Phoenix (WSYR-TV) -- An appearance on a national television show is adding momentum to an investigation that has plagued a family from Clay for years.
Sheena Morris, who grew up in Central New York, was found dead in Florida nearly four years ago. Police say she killed herself. Her family insists she was murdered.
Friday, as her parents and boyfriend appeared on a taping of the Dr. Phil Show, 40 friends gathered at a bar in Phoenix to hear the results of one key polygraph question.
Dr. Phil asked Morris’ boyfriend, Joe Genoese, if he killed her. He said ‘no.’ According to the test examiner, the answer was deceptive.
After hearing the results of the polygraph test, Lisa Lane, who helped raised Sheena, raised her hands in the air and shouted with relief.
“It made me feel good for once in three and a half years," Lane explained. "Finally, that everybody will see what we've known all along."
Sheena's family and friends are hoping the national exposure will put pressure on investigators to transfer the case from the Bradenton Beach Police Department in Florida to the FBI.
Sheena's mother, Kelly Osborn told Phil McGraw, "The police department should not be working a case that they've already messed up on."
The family's opinion draws back, in part, to a 911 call from a hotel where Morris was renting a room with Genoese for a holiday outing together. Lane wonders why no one was arrested if domestic violence was suspected.
"They didn't even question Joe and they passed him in the hallway. What police officer would do that?" Lane wondered.
The next morning, New Year's Day 2009, David Morris remembers a call from his daughter's sobbing boyfriend.
"Him and Sheena had gotten into a fight the night before and he continuously talked about my daughter in the past tense,” said Sheena’s dad David Morris.
Hours later, Sheena's body was found hanging in the hotel room. Genoese claims he left after their fight and Morris refused to go home with him.
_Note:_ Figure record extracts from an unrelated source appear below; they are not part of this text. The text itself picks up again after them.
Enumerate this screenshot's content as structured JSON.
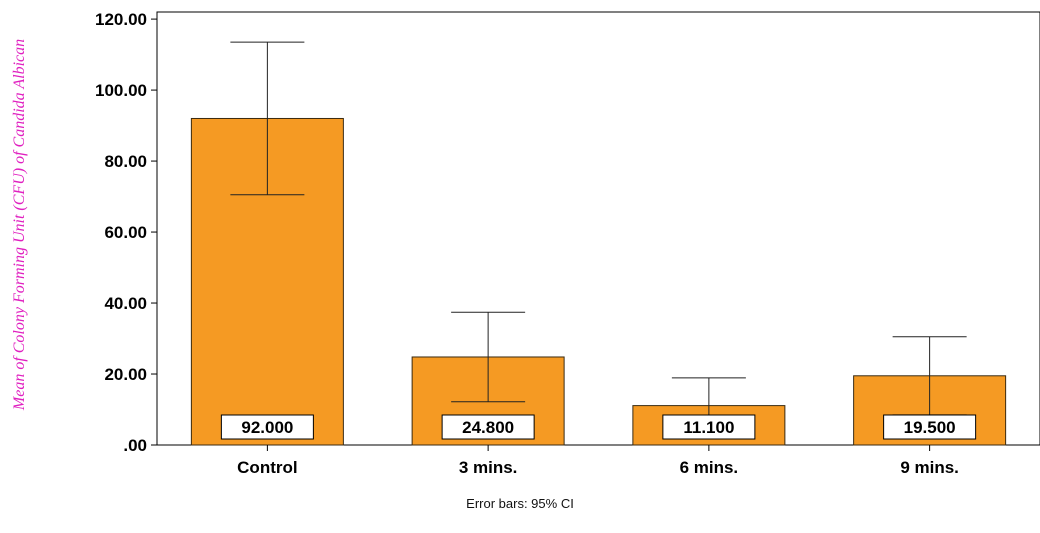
{
  "chart_data": {
    "type": "bar",
    "ylabel": "Mean of Colony Forming Unit (CFU) of Candida Albican",
    "xlabel": "",
    "categories": [
      "Control",
      "3 mins.",
      "6 mins.",
      "9 mins."
    ],
    "values": [
      92.0,
      24.8,
      11.1,
      19.5
    ],
    "data_labels": [
      "92.000",
      "24.800",
      "11.100",
      "19.500"
    ],
    "error_bars": {
      "type": "95% CI",
      "lower": [
        70.5,
        12.2,
        3.6,
        8.5
      ],
      "upper": [
        113.5,
        37.4,
        18.9,
        30.5
      ]
    },
    "ylim": [
      0,
      122
    ],
    "yticks": [
      0,
      20,
      40,
      60,
      80,
      100,
      120
    ],
    "ytick_labels": [
      ".00",
      "20.00",
      "40.00",
      "60.00",
      "80.00",
      "100.00",
      "120.00"
    ],
    "grid": false,
    "colors": {
      "bar": "#f59a23",
      "bar_edge": "#3a2a10",
      "ylabel": "#e020c0"
    },
    "footnote": "Error bars: 95% CI"
  }
}
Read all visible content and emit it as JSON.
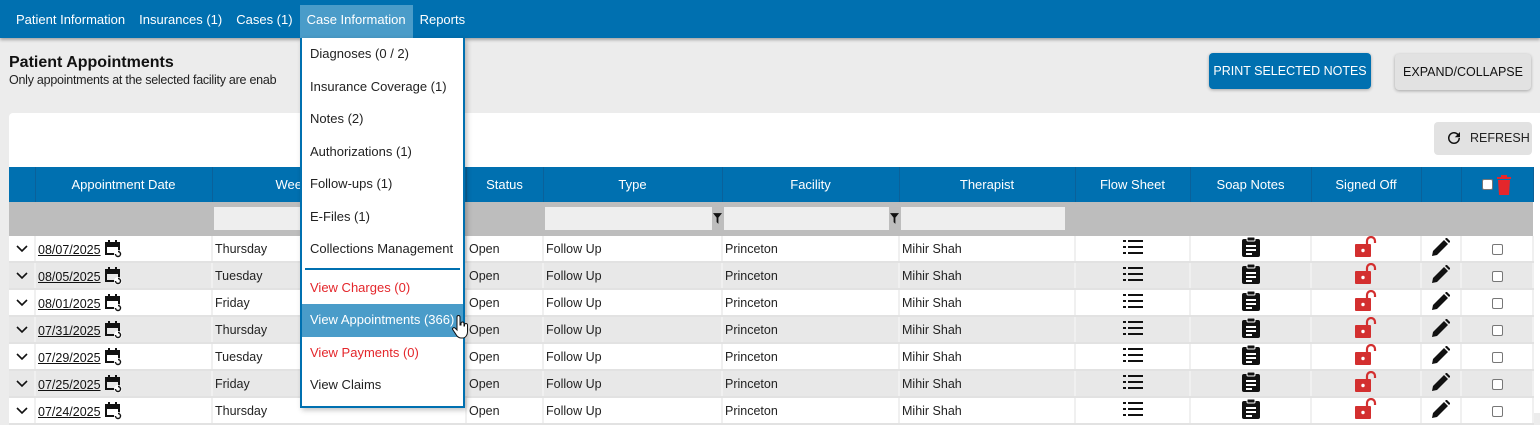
{
  "nav": {
    "items": [
      "Patient Information",
      "Insurances (1)",
      "Cases (1)",
      "Case Information",
      "Reports"
    ],
    "active": "Case Information"
  },
  "page": {
    "title": "Patient Appointments",
    "subtitle": "Only appointments at the selected facility are enab"
  },
  "buttons": {
    "print": "PRINT SELECTED NOTES",
    "expand": "EXPAND/COLLAPSE",
    "refresh": "REFRESH"
  },
  "menu": {
    "items": [
      {
        "label": "Diagnoses (0 / 2)"
      },
      {
        "label": "Insurance Coverage (1)"
      },
      {
        "label": "Notes (2)"
      },
      {
        "label": "Authorizations (1)"
      },
      {
        "label": "Follow-ups (1)"
      },
      {
        "label": "E-Files (1)"
      },
      {
        "label": "Collections Management"
      },
      {
        "label": "View Charges (0)",
        "color": "red"
      },
      {
        "label": "View Appointments (366)",
        "selected": true
      },
      {
        "label": "View Payments (0)",
        "color": "red"
      },
      {
        "label": "View Claims"
      }
    ]
  },
  "table": {
    "columns": [
      "",
      "Appointment Date",
      "Wee",
      "Status",
      "Type",
      "Facility",
      "Therapist",
      "Flow Sheet",
      "Soap Notes",
      "Signed Off",
      "",
      ""
    ],
    "rows": [
      {
        "date": "08/07/2025",
        "weekday": "Thursday",
        "status": "Open",
        "type": "Follow Up",
        "facility": "Princeton",
        "therapist": "Mihir Shah"
      },
      {
        "date": "08/05/2025",
        "weekday": "Tuesday",
        "status": "Open",
        "type": "Follow Up",
        "facility": "Princeton",
        "therapist": "Mihir Shah"
      },
      {
        "date": "08/01/2025",
        "weekday": "Friday",
        "status": "Open",
        "type": "Follow Up",
        "facility": "Princeton",
        "therapist": "Mihir Shah"
      },
      {
        "date": "07/31/2025",
        "weekday": "Thursday",
        "status": "Open",
        "type": "Follow Up",
        "facility": "Princeton",
        "therapist": "Mihir Shah"
      },
      {
        "date": "07/29/2025",
        "weekday": "Tuesday",
        "status": "Open",
        "type": "Follow Up",
        "facility": "Princeton",
        "therapist": "Mihir Shah"
      },
      {
        "date": "07/25/2025",
        "weekday": "Friday",
        "status": "Open",
        "type": "Follow Up",
        "facility": "Princeton",
        "therapist": "Mihir Shah"
      },
      {
        "date": "07/24/2025",
        "weekday": "Thursday",
        "status": "Open",
        "type": "Follow Up",
        "facility": "Princeton",
        "therapist": "Mihir Shah"
      }
    ]
  },
  "colors": {
    "primary": "#0070b0",
    "menu_highlight": "#4a9cc9",
    "danger": "#e4262b",
    "unlock": "#d32f2f"
  },
  "icons": {
    "expand": "chevron-down-icon",
    "reschedule": "calendar-refresh-icon",
    "flow": "list-icon",
    "soap": "clipboard-icon",
    "signed": "lock-open-icon",
    "edit": "pencil-icon",
    "delete": "trash-icon",
    "filter": "funnel-icon",
    "refresh": "refresh-icon"
  }
}
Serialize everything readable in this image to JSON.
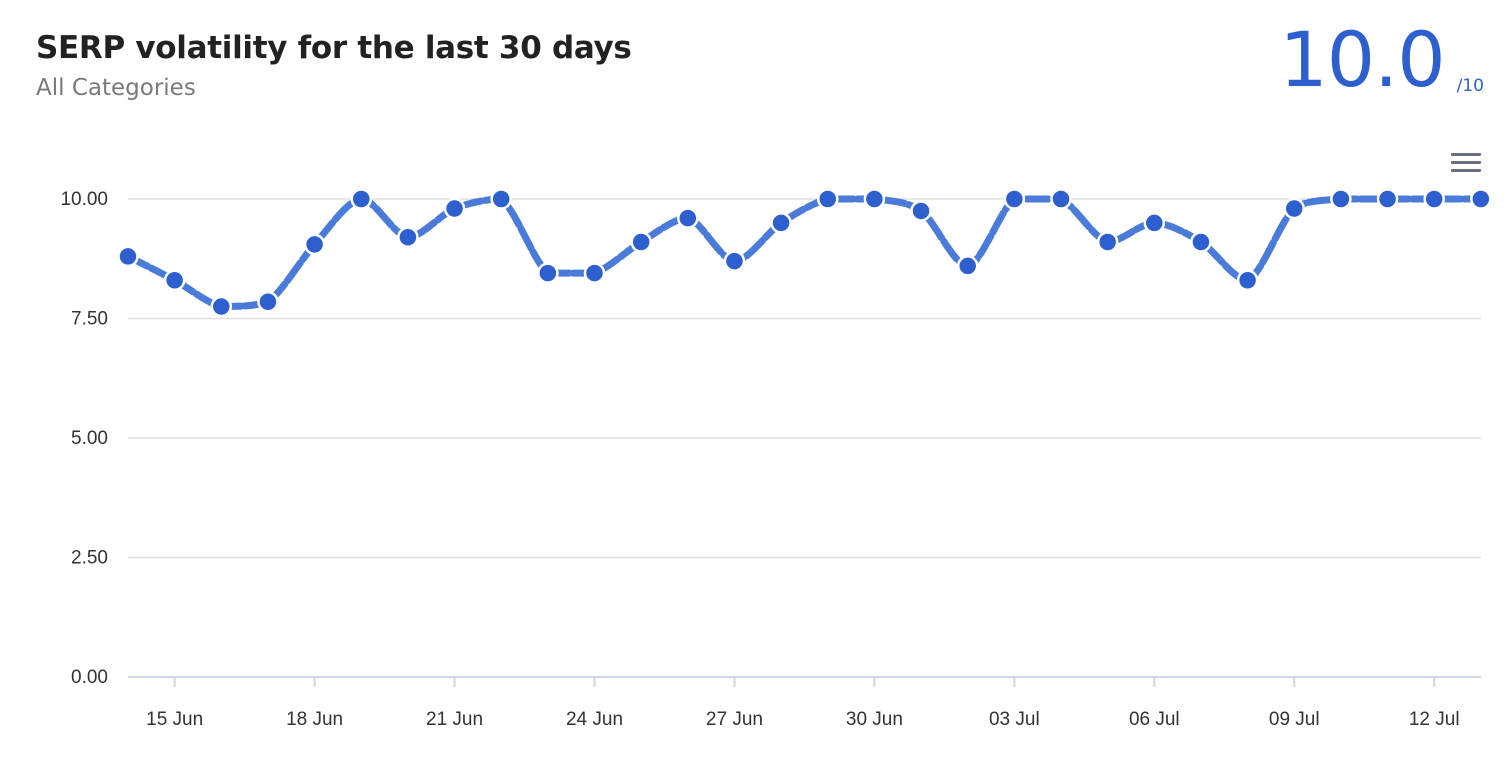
{
  "header": {
    "title": "SERP volatility for the last 30 days",
    "subtitle": "All Categories",
    "score_value": "10.0",
    "score_max": "/10"
  },
  "menu": {
    "icon": "hamburger-menu-icon"
  },
  "colors": {
    "line": "#4a7bd9",
    "marker": "#2d5fcf",
    "score": "#2d5fcf",
    "grid": "#e0e0e0"
  },
  "chart_data": {
    "type": "line",
    "title": "SERP volatility for the last 30 days",
    "subtitle": "All Categories",
    "xlabel": "",
    "ylabel": "",
    "ylim": [
      0,
      10
    ],
    "y_ticks": [
      "0.00",
      "2.50",
      "5.00",
      "7.50",
      "10.00"
    ],
    "x_tick_labels": [
      "15 Jun",
      "18 Jun",
      "21 Jun",
      "24 Jun",
      "27 Jun",
      "30 Jun",
      "03 Jul",
      "06 Jul",
      "09 Jul",
      "12 Jul"
    ],
    "grid": true,
    "legend": "none",
    "series": [
      {
        "x": [
          "14 Jun",
          "15 Jun",
          "16 Jun",
          "17 Jun",
          "18 Jun",
          "19 Jun",
          "20 Jun",
          "21 Jun",
          "22 Jun",
          "23 Jun",
          "24 Jun",
          "25 Jun",
          "26 Jun",
          "27 Jun",
          "28 Jun",
          "29 Jun",
          "30 Jun",
          "01 Jul",
          "02 Jul",
          "03 Jul",
          "04 Jul",
          "05 Jul",
          "06 Jul",
          "07 Jul",
          "08 Jul",
          "09 Jul",
          "10 Jul",
          "11 Jul",
          "12 Jul",
          "13 Jul"
        ],
        "values": [
          8.8,
          8.3,
          7.75,
          7.85,
          9.05,
          10.0,
          9.2,
          9.8,
          10.0,
          8.45,
          8.45,
          9.1,
          9.6,
          8.7,
          9.5,
          10.0,
          10.0,
          9.75,
          8.6,
          10.0,
          10.0,
          9.1,
          9.5,
          9.1,
          8.3,
          9.8,
          10.0,
          10.0,
          10.0,
          10.0
        ]
      }
    ]
  }
}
The death was declared a suicide. An experienced polygraph examiner told Phil McGraw he believes the boyfriend is a clear suspect and there are several avenues that investigators should pursue. Joe Genoese maintains his innocence.
"I'm nervous. I've never taken one of these things before," Genoese insisted.
Polygrah examiner Jack Trimarco, who was introduced as a former FBI agent, interrupted Genoese to suggest that everyone who takes a polygraph is nervous.
"You’re either lying or you’re telling the truth,” Trimarco said. "There was no doubt in my mind that you weren't telling the truth about those questions."
Sheena's family and friends have new hope the FBI will take over the case
"None of us will ever give up. We will fight until we can't anymore and that will be on our deathbeds,” said Sheena’s friend Justina Jones.
A collection and part of the proceeds from a "watch party" at a bar in Phoenix with be donated to Vera House for victims of domestic violence, in Sheena's name.